Most Tolgee MCP server problems fall into five buckets: bad credentials, wrong token type, missing scopes, the AI client not actually reaching the server, or a self-hosted instance unreachable from the client's network. Start every diagnosis by asking your AI assistant "List my Tolgee projects". This calls a read-only global tool and surfaces auth and connection problems without changing any data. The error returned tells you which layer failed.
Common errors and fixes:
| Symptom | Likely cause | Fix |
|---|---|---|
401 Unauthorized | X-API-Key header missing, token invalid, or token revoked | Re-check the header in your MCP client config. Regenerate the token in Tolgee if needed. |
PAK_ACCESS_NOT_ALLOWED | Tool is PAT-only, you used a PAK | Use a PAT for this specific tool |
PAT_ACCESS_NOT_ALLOWED | Tool is PAK-only, you used a PAT | Use a PAK for this specific tool |
403 Permission denied on a scope | The PAK lacks the required scope | Regenerate the PAK with the missing scope (e.g. add translations.edit) |
Operation not permitted in read-only mode | Organization or instance is in read-only mode | Disable read-only mode in org settings, or stick to read tools |
Feature not enabled (e.g. Branching) | Tool requires an EE feature your plan doesn't include | Enable the feature on your plan, or use the equivalent REST API call from a different surface |
Project not selected | Using a PAT on a project-scoped tool without supplying projectId | Mention the project explicitly in the prompt, or switch to a PAK |
429 Too Many Requests | Hit the per-user rate limit for that tool | Slow down; rate limits refill on a sliding window |
| AI never actually calls Tolgee tools | MCP server not connected in the client | Check the connection indicator (Claude: green check; Cursor: green dot in Settings → MCP). Restart the client after editing config. |
| Self-hosted instance unreachable | Network, firewall, or HTTPS misconfiguration | Confirm curl -i https://your-tolgee.com/mcp/developer returns a response from the MCP transport; verify the TLS certificate is valid |
| Session lost mid-conversation (self-hosted) | Redis not configured + request hit a different load-balanced node | Configure Redis in your Tolgee deployment so MCP sessions persist across nodes |
Can I use the Tolgee MCP server with self-hosted Tolgee?
Yes, the Tolgee MCP server is built into the Tolgee platform itself, so every self-hosted Tolgee instance exposes it automatically at /mcp/developer. To connect, replace the Tolgee Cloud URL in your MCP client config with your own server's base URL. There is no extra deployment, your self-hosted instance just needs to be reachable over HTTPS from wherever your AI client runs.
{
"mcpServers": {
"tolgee": {
"type": "http",
- "url": "https://app.tolgee.io/mcp/developer",
+ "url": "https://tolgee.your-company.com/mcp/developer",
"headers": {
"X-API-Key": "<your_PAK_or_PAT>"
}
}
}
}
Requirements for self-hosted:
- A Tolgee version that includes the MCP server (check the changelog).
- HTTPS reachable from the network your AI client runs in.
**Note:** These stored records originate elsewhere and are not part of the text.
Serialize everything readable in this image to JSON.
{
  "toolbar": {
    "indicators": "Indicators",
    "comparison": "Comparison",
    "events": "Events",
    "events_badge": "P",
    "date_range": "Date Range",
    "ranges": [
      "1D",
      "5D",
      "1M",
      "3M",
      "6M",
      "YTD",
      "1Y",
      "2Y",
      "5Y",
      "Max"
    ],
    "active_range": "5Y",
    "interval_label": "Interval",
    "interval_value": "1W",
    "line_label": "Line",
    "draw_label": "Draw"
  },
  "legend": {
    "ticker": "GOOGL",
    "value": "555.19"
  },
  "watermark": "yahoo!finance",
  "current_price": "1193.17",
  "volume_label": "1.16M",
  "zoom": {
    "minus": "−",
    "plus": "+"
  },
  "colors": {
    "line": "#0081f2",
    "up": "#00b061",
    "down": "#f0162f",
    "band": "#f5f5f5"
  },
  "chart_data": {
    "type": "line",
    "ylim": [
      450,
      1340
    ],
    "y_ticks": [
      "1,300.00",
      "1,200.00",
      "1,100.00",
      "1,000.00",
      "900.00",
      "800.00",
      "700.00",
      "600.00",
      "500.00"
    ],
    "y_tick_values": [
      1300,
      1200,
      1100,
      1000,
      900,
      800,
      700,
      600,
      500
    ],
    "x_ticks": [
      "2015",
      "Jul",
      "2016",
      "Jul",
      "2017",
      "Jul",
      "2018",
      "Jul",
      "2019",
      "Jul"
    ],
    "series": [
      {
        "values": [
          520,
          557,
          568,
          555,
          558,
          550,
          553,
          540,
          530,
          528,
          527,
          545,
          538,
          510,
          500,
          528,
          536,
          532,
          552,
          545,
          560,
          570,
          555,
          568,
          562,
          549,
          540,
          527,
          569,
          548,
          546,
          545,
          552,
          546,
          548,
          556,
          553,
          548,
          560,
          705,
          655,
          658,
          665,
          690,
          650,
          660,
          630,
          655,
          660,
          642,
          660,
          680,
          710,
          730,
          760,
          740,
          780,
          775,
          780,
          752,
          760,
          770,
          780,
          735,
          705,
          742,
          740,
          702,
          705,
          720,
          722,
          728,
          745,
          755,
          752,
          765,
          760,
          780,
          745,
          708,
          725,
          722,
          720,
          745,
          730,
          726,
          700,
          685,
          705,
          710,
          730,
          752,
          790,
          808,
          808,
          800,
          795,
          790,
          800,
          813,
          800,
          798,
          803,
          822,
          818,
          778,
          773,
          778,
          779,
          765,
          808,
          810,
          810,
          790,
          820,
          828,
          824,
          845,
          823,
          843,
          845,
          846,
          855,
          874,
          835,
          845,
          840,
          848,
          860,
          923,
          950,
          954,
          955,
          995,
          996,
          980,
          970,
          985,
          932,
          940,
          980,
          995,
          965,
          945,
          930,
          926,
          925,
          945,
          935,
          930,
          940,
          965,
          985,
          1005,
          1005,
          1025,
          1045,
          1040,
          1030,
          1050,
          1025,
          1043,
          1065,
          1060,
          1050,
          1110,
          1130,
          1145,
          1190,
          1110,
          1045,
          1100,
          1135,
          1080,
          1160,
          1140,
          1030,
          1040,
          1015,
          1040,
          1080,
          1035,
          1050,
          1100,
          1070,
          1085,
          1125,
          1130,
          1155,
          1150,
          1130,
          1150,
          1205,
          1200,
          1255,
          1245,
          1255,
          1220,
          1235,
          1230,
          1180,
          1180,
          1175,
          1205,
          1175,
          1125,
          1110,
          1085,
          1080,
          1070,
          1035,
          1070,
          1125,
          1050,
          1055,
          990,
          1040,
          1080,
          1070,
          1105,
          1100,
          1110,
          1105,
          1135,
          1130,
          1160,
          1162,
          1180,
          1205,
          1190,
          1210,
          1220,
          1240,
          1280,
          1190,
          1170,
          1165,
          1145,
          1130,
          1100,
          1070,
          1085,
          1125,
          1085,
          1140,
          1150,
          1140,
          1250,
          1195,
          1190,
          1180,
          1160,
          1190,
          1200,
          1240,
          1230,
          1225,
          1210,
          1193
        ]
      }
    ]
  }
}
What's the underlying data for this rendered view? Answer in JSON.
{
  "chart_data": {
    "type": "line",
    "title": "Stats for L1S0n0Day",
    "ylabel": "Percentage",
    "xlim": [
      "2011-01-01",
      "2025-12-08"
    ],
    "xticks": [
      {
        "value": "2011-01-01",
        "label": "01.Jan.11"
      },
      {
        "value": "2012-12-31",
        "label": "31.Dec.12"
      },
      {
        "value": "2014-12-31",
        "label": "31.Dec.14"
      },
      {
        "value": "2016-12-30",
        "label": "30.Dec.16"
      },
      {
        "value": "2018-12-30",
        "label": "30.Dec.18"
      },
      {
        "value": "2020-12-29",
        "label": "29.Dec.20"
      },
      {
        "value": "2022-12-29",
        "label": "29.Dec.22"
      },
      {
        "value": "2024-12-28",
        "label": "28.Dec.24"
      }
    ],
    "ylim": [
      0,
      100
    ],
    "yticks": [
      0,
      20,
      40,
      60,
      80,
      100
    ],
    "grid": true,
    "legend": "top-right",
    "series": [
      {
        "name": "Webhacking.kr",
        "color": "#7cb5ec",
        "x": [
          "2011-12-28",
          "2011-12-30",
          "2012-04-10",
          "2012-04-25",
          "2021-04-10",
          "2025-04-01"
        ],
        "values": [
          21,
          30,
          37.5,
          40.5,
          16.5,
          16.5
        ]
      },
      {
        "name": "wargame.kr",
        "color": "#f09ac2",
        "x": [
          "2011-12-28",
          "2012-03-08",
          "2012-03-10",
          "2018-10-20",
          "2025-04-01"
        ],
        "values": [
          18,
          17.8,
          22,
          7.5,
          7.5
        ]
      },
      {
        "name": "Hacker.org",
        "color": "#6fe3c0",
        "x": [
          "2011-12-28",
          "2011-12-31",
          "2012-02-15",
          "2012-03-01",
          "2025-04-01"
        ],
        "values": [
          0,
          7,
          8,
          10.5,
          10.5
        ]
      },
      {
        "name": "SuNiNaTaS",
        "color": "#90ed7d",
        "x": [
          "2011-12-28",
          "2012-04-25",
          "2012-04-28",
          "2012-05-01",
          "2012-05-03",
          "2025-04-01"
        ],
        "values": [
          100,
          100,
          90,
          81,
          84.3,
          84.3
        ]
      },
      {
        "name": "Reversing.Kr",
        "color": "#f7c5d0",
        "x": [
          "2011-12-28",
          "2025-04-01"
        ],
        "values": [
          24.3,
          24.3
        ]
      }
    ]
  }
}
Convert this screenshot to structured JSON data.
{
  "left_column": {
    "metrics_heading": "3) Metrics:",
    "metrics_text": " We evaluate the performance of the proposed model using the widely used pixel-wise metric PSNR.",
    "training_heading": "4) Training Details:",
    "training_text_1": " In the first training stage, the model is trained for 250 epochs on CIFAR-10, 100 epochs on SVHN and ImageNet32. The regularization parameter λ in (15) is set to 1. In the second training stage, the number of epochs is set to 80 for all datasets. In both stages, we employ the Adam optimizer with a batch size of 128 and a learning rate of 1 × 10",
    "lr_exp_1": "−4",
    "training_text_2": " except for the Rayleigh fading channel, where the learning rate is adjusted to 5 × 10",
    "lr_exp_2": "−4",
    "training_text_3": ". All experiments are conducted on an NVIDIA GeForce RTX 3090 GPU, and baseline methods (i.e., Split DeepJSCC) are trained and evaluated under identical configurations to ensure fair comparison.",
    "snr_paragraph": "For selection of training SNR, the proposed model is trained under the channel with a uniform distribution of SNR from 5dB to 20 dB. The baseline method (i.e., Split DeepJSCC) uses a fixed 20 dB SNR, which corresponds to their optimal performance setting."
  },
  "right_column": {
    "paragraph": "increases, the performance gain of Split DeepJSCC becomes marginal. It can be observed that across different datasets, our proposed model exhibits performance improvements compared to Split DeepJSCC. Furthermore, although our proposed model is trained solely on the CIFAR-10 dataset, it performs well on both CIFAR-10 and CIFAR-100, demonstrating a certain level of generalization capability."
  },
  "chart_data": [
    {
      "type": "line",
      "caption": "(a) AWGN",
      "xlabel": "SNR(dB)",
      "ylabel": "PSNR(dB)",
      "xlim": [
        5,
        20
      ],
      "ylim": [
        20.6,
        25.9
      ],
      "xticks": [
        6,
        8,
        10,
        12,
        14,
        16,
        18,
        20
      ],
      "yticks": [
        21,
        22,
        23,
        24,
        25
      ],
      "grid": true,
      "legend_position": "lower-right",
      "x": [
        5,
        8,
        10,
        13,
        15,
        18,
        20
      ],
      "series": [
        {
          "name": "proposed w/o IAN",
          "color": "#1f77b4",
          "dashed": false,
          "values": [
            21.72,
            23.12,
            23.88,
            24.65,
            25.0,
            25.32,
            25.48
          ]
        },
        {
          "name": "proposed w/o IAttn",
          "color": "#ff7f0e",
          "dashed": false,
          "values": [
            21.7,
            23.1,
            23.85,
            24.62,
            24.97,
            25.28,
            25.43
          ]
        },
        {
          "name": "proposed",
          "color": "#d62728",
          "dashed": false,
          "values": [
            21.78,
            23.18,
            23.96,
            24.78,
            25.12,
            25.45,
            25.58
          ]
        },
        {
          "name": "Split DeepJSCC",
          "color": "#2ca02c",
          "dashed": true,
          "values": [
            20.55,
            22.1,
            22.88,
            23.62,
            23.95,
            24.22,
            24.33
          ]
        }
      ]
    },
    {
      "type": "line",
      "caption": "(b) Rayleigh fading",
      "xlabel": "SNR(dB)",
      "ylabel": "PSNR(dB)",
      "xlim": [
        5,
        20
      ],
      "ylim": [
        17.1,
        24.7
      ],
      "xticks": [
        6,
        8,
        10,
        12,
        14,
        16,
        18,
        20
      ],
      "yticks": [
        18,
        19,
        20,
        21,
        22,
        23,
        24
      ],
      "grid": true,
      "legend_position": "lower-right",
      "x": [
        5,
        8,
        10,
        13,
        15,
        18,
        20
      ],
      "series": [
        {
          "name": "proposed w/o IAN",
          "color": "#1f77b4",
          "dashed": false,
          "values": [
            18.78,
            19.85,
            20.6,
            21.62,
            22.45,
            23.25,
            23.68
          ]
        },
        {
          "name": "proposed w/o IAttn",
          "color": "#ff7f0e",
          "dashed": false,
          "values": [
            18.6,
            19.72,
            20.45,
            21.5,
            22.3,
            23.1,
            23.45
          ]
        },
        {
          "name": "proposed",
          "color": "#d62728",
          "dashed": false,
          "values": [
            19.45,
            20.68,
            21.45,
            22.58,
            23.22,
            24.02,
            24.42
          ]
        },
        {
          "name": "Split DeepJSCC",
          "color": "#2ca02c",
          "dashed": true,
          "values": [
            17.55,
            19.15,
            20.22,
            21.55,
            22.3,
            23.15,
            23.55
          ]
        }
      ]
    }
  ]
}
Local Tolgee on
http://localhost:8200works for desktop clients on the same machine; remote clients (ChatGPT custom connector, hosted Cursor, etc.) require a public HTTPS endpoint. - Redis recommended for production. MCP session state is persisted to Redis when configured. Without Redis, sessions live only in the JVM memory of the node that handled the handshake. Load-balanced deployments without Redis will lose sessions on subsequent requests.